The Thornhill man, who is now 23, started the organization that built schools in developing countries after he read a newspaper article on the death of a Pakistani boy reportedly killed for speaking out against child slavery after escaping his plight as an underage carpet weaver.

"Why I started Free the Children was seeing this story and feeling angry about it," Mr. Kielburger said yesterday in a phone interview from Stockholm after winning the prize, which is also known as the Children's Nobel Prize.

The award, worth about $114,000, is split into three parts and honours efforts to improve the lives of children around the world. Previous winners include former South African president Nelson Mandela, Anne Frank, the Jewish teenager who penned a diary of her life before being killed by the Nazis, and Iqbal Masih, the child slave whose death sparked Mr. Kielburger's campaign.

Mr. Kielburger said he hopes the prize will inspire children across the world to follow in his footsteps.

"In awarding the World Children's Prize to a group of young people, I think that the jury is sending a message that, even at a young age, you don't have to be an adult or a politician or a Mandela . . . to make a big difference," he said.

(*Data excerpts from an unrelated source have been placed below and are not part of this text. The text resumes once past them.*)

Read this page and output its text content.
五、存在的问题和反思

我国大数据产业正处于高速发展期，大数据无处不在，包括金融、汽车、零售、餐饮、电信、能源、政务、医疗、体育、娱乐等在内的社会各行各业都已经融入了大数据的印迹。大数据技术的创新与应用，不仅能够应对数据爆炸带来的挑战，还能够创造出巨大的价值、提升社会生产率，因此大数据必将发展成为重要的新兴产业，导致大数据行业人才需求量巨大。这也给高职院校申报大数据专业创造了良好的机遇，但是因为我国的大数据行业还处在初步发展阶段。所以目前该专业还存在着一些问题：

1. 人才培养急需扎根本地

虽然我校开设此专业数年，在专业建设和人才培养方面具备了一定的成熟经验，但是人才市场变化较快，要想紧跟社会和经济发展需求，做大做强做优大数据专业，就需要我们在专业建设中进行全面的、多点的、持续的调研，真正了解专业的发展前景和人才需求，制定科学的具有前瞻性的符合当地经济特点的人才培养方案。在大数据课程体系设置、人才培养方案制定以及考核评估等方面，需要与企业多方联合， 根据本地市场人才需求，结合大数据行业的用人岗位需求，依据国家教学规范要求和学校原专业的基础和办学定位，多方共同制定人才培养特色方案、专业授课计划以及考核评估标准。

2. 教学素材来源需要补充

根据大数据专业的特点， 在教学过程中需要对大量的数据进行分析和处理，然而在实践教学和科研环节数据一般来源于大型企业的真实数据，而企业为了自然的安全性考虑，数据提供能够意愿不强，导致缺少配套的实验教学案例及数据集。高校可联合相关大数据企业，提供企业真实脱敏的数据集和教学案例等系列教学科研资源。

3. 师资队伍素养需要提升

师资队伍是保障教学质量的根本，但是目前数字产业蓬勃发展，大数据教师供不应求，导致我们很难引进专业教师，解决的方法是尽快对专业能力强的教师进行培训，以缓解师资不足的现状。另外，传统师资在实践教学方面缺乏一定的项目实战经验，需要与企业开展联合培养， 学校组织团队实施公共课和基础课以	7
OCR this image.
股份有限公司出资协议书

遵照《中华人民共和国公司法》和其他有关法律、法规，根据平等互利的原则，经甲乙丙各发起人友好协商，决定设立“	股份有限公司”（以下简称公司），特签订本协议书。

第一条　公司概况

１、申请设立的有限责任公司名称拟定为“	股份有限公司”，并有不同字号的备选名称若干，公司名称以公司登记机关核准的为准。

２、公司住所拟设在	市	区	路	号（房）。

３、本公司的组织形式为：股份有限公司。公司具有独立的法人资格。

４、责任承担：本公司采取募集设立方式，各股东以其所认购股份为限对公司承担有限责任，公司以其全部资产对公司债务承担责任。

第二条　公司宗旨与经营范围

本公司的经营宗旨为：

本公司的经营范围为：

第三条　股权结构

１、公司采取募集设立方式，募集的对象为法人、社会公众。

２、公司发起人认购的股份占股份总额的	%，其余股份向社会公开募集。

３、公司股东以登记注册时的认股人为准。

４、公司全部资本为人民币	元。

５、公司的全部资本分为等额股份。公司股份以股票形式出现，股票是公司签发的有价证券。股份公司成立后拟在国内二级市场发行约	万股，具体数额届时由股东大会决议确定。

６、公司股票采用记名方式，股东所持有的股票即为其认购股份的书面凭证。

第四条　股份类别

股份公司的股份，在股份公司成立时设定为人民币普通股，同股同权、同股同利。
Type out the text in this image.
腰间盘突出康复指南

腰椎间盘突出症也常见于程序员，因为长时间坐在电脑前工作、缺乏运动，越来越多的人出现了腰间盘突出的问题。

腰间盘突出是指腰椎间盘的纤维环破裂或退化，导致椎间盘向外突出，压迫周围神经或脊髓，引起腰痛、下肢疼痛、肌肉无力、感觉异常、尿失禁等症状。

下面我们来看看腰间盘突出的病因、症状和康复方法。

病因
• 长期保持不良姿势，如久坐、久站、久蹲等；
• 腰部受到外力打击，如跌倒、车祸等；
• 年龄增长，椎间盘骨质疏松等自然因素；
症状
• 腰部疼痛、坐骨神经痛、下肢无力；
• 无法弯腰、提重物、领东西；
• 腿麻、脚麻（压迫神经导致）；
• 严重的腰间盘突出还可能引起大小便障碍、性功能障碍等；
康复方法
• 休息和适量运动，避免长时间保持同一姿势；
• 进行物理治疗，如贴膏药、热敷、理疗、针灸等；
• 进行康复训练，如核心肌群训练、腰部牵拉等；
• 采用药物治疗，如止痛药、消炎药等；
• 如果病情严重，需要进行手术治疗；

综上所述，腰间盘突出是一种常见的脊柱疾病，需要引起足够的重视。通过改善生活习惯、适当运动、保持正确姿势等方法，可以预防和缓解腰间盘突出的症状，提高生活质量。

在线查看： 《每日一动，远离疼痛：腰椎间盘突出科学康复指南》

His charity, which celebrates its 11th anniversary today, has built more than 425 schools in 23 countries and helped provide clean water to more than 100,000 children.

Mr. Kielburger shares the award with a group of orphans whose parents were slaughtered during Rwanda's 1994 genocide, and the Dalai Lama's sister.

He said it is gratifying to be in such esteemed company, but says he is more moved by the child jurors, whose own freedoms have been violated.

"It's humbling when a former child slave or a child who was previously forced into the sex trade or a child who lost a limb from a land mine presents an award because they understand what child's rights are."